Als wir dort ankamen, standen die Portugiesen schon Schlange, um einen Tisch in dem Laden zu bekommen. Na, das war doch schon mal ein gutes Zeichen! Wir reihten uns also in die Warteschlange ein und es wurde dann auch ziemlich schnell ein Plätzchen für uns frei. Was dann kam, war der Hammer: Tagesmenü inkl. Brot, Suppe, Hauptgang (Fisch), 2 Krügen (jeweils ein Liter) Wein und Kaffee. Alles sehr reichlich und lecker! Und dann die Rechnung: 18,- EUR für uns drei zusammen. Unglaublich! So, und damit sich die Portugiesen bald über mehr ausländische Gäste in ihrem Restaurant freuen können, wollen wir natürlich allen zukünftigen Besuchern von Viana do Costelo verraten, wo dieser Geheimtipp zu finden ist: hier!

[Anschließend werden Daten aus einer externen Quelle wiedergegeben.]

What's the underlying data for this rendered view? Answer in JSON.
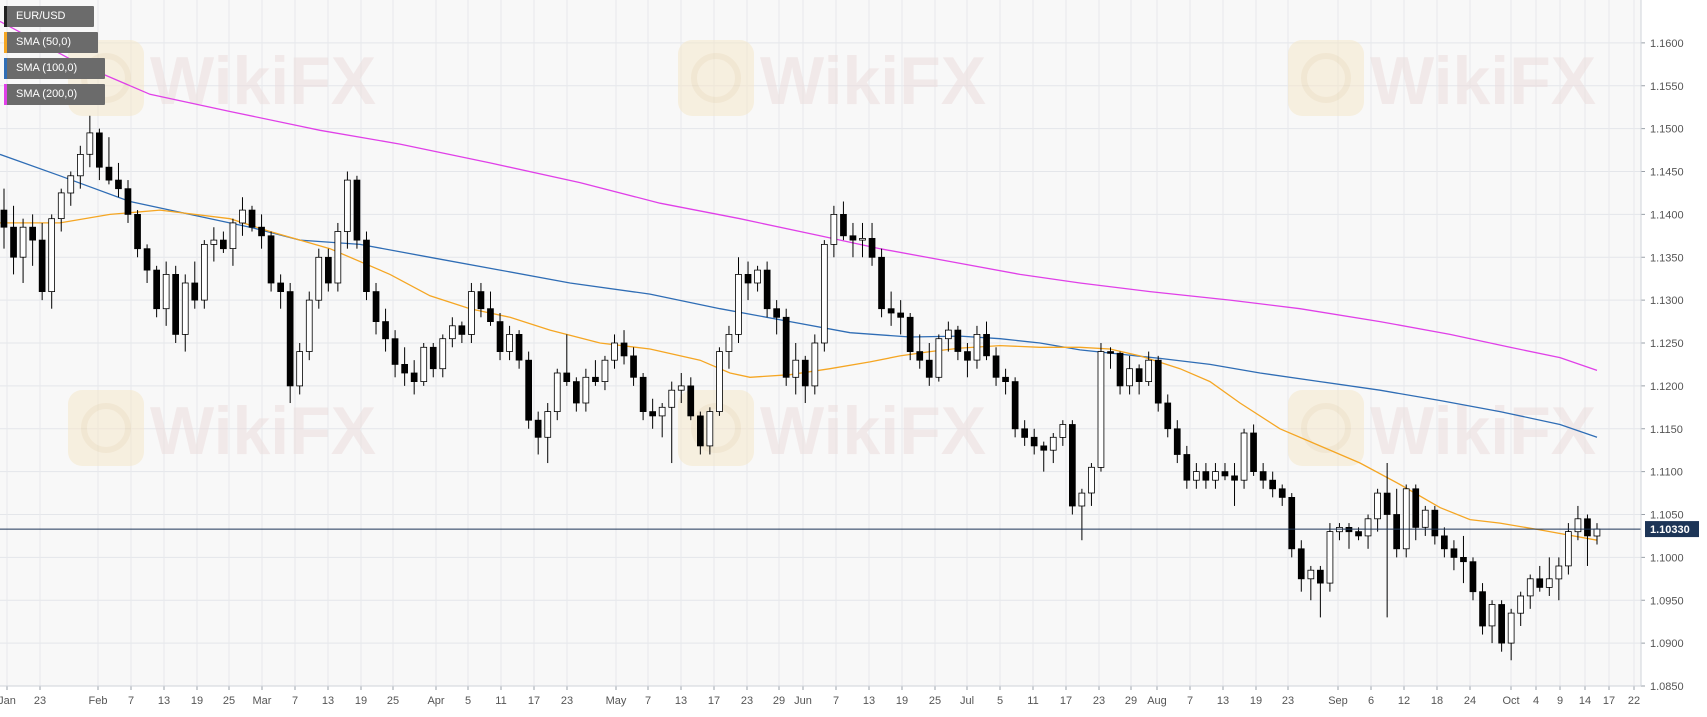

Mit 2 Litern Wein im Blut schlenderten wir ziemlich entspannt durch die Altstadt und machten den FaxenMax:)

Am Dienstag war dann wieder Abschied nehmen angesagt. Mehldi stieg morgens in den Zug nach Vigo, wo ihn noch ein 3-tägiger Geschäftstermin erwartete.

Wir waren wieder allein. Aber bevor wir uns unserer Zweisamkeit widmen konnten, hieß es Wäsche waschen, aufräumen und putzen… kurz: klar Schiff machen. Nachmittags machten wir eine schöne Fahrradtour und dachten plötzlich, wir wären an der Nordsee: Die Berge waren komplett verschwunden, statt dessen Dünen und lange, weiße Sandstrände. Auch schön! Und zur Abwechslung mal kein Müll am Strand – toll!
Nach den reichhaltigen letzten Tagen mit unseren Gästen gab´s dann am Abend mal wieder einen Becher Fencheltee!!

6 Gedanken zu „Hoch die Tassen – Portugal: Dänisch auf rückwärts, eine endlose Treppe und 2 Liter Wein im Blut“

  1. Wir lieben Portugal – und die Sprache ist wirklich schwer verständlich! Man kommt aber sehr oft auch mit spanisch weiter ! Weiter viel Spaß, die Küste ist noch lang!

    1. …Danke! 🙂
      Manche Dinge muss man “einfach” machen. Arbeitszeit reduzieren, Jobwechsel, Umzug… geht alles, wenn der Mut vorhanden ist oder, und das ist die schlechterer Alternative, wenn es einschneidende Anlässe gibt.